2021 Lexus LC500 Convertible : Make it faster and sportier

There are faster and sportier six-figure convertibles, but the sculptural LC500 is a beautiful Lexus.

Until this May, lexus’s mainstay was a literal ship. The Lexus LY650 yacht measured more than 65 feet long, made up to 2700 horsepower, and cost nearly $4 million-until economic uncertainty torpedoed the project.

2021 Lexus LC500 Convertible

The $102,025 LC500 conversion isn’t a cruise ship, but the top of the fabric folds in 15 seconds at speeds of up to 31 mph, and it’s the same thing. The sun on your face and the wind in your hair feels just as fresh whether you’re a billionaire sunbathing on the French Riviera or just a billionaire who goes to the lake house for the weekend.

Although it must weigh 4,500 pounds, we wouldn’t call the LC500 a barge. It’s more like a classic Chris-Craft for a walk with a tight two-plus-two cockpit overlooking a long, graceful bow. Pin the right pedal, and the LC500 moves like a boat riding on a plane. The naturally sucked 471-hp V-8 shows a brief pause when the tach ends; it feels like a feature that adds to the play, not a drawback. The 5.0-litre engine emits a slow growling sound that produces a loud sound above 6000 rpm, sounding just as suggestive as an F-type Jaguar but without bursts and tacky creoles.

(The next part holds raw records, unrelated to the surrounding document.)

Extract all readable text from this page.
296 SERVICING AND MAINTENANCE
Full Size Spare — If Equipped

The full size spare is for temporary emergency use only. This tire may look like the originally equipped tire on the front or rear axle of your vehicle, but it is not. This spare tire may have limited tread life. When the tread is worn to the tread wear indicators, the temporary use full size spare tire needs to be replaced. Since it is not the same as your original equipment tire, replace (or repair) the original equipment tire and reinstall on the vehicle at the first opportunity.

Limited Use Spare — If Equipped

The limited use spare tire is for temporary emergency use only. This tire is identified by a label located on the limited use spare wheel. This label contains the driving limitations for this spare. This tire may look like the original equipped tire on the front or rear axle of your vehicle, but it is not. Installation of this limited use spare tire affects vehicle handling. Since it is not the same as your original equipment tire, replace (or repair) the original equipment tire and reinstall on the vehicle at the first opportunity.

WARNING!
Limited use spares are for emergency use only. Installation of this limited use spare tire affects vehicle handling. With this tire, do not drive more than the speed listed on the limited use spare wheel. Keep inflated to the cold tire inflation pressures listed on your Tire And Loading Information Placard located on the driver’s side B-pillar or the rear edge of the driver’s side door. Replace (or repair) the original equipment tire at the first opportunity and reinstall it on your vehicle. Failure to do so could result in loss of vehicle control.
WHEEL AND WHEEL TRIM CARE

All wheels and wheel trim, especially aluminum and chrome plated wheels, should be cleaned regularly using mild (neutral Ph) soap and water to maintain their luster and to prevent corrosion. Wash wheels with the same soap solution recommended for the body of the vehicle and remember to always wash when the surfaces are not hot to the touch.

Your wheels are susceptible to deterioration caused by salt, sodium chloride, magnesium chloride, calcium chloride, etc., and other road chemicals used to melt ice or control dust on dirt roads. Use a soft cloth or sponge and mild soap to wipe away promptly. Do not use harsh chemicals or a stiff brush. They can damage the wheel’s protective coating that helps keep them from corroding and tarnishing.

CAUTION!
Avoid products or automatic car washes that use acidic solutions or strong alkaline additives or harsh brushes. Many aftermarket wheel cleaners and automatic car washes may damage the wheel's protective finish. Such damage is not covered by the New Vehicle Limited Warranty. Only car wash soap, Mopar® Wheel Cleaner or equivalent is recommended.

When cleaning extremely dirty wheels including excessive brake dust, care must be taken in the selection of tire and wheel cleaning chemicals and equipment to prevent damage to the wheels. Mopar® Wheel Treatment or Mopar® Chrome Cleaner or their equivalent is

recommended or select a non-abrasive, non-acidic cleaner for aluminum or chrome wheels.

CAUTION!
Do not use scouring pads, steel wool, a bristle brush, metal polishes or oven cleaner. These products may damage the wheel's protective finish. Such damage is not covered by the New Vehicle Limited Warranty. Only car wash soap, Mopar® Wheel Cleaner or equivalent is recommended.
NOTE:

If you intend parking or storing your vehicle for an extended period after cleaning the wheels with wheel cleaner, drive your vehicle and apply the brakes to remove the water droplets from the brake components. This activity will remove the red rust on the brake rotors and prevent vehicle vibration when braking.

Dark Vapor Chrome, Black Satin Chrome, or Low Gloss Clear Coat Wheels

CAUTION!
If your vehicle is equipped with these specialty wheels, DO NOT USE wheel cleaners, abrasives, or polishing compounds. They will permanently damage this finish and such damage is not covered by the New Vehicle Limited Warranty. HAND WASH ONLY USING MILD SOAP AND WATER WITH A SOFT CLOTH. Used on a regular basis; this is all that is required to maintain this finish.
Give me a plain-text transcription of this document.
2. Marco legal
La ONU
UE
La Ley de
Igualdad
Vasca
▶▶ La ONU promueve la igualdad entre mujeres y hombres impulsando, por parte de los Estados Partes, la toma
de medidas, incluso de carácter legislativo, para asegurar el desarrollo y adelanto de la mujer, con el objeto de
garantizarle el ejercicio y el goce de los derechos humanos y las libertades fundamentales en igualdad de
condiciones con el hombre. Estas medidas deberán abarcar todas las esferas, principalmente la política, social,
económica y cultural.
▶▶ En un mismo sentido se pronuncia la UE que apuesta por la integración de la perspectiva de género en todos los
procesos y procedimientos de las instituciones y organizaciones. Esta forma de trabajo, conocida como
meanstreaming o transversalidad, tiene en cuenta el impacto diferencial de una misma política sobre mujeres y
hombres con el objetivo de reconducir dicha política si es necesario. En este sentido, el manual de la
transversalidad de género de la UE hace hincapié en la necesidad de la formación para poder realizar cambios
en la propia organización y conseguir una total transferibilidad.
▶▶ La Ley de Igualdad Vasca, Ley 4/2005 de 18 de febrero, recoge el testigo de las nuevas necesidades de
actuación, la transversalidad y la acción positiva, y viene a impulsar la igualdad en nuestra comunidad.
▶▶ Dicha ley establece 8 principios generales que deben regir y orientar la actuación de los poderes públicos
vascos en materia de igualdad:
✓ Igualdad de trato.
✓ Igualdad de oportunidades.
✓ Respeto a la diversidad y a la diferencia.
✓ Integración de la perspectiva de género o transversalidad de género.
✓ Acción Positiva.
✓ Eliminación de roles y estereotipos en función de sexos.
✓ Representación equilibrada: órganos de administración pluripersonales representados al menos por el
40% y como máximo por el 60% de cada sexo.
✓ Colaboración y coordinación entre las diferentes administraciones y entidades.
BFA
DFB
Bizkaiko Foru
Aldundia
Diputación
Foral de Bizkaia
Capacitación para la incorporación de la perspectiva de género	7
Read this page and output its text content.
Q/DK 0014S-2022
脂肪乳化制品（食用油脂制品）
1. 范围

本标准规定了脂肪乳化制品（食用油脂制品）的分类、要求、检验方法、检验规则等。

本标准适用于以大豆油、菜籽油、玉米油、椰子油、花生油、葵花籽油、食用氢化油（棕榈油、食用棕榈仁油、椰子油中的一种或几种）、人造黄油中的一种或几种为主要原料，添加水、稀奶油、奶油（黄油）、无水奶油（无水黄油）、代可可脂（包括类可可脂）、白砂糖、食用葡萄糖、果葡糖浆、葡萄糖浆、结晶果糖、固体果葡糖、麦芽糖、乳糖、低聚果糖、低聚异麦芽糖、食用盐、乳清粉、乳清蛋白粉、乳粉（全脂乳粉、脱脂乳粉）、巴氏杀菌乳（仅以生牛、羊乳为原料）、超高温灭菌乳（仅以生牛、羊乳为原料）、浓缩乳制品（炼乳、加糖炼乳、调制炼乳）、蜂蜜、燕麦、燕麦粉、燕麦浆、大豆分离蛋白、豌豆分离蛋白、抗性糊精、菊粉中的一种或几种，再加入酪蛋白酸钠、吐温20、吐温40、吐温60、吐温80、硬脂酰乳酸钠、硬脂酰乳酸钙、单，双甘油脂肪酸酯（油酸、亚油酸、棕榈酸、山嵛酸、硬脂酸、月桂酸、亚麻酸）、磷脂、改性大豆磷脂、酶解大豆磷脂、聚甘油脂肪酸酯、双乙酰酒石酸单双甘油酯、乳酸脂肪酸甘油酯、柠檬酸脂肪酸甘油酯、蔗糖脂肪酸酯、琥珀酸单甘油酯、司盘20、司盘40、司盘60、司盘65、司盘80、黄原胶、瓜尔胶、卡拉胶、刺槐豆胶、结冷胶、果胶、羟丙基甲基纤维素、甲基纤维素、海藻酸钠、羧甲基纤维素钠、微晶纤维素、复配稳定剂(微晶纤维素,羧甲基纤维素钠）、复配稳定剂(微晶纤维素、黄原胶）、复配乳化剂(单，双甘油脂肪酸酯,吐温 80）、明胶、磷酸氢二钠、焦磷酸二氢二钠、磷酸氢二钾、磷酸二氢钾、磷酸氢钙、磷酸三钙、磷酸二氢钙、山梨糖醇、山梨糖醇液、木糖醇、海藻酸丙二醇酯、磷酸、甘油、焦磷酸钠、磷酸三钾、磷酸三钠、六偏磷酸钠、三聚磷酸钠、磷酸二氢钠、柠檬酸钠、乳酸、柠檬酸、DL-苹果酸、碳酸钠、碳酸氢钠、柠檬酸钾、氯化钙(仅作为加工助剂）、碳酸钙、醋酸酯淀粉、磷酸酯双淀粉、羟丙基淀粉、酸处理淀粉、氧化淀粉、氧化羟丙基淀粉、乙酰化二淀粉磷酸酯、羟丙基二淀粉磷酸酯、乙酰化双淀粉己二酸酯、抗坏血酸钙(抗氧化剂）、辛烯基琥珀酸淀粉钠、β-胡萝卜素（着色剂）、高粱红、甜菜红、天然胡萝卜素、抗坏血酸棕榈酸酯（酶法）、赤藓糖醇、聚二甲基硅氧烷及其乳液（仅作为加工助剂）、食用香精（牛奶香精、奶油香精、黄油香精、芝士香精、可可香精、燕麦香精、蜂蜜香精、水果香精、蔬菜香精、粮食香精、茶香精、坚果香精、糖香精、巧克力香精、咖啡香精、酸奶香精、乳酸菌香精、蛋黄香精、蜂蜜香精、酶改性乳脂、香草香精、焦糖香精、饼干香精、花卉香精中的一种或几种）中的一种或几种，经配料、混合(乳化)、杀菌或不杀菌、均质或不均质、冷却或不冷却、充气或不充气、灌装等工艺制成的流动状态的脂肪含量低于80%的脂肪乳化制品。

2021 Lexus LC500 Convertible 2

The image is on a zero-to-60-mph run in a mid-four-second range and the handle is shaded closer to 0.90 g rather than 1.00 g. It’s fast enough and sticky enough for a car that’s best enjoyed at high speed, not an aggressive one. This is the kind of car you can drive when wearing Crocs and you don’t feel like you should take it more seriously. It’s easy to install through a quick sweeper and shows awesome body control on rough pavements. Unlike the $93,975 coupe version, there are some vibrations and quakes in the lc500 softtop steering wheel that are borne out of structural flexibility rather than road feel, but this Lexus instead feels sturdy. The ride perfectly crosses the line between sturdy and soft, with only the biggest bumps and cracks on the road causing the LC to hit an optional 21-inch wheel for $2650 (standard 20s).

There are better options in this arena for driving fast. The Porsche 911 and F-type top the list. The LC500 lands right at the sweet spot where you’re expecting a two-door Lexus. There’s a clear connection with the brand’s comfortable sedans and SUVs in chewy leather, neat details, and large sizes. But the LC500 is also a celebration of the feeling and naturally aspirational engine and the joy of open-air driving. It evokes emotion in a way that BMW’s figure-generating engines don’t, and that’s how it should be.

The only thing that makes this experience easier is Lexus’s unexpected infotainment system. It uses a trackpad, which is a bad starting place, and gets worse by burying some key functions deep inside the menu structure, such as heated seat control. On some screens in a 10.3-inch view, you navigate between virtual controls with left and right swipes while the top and bottom flicks switch to whatever settings you happen to be hovering over. You might think you’ve felt angry before, but have you accidentally turned on the ventilated passenger seat while trying to turn on the heated driver’s seat — for the third time in two days?

If you can get past the small details that are this big distraction, the LC500 convertible is a refreshing alternative to a six-figure car wrapped in performance figures. LC places emphasis on experience: open eight-cylinder sound, lush skin flavor and aroma, and a sculptural body scene that looks as if it’s printed in one print. We want more of this, please, across the Lexus lineup and the larger industry.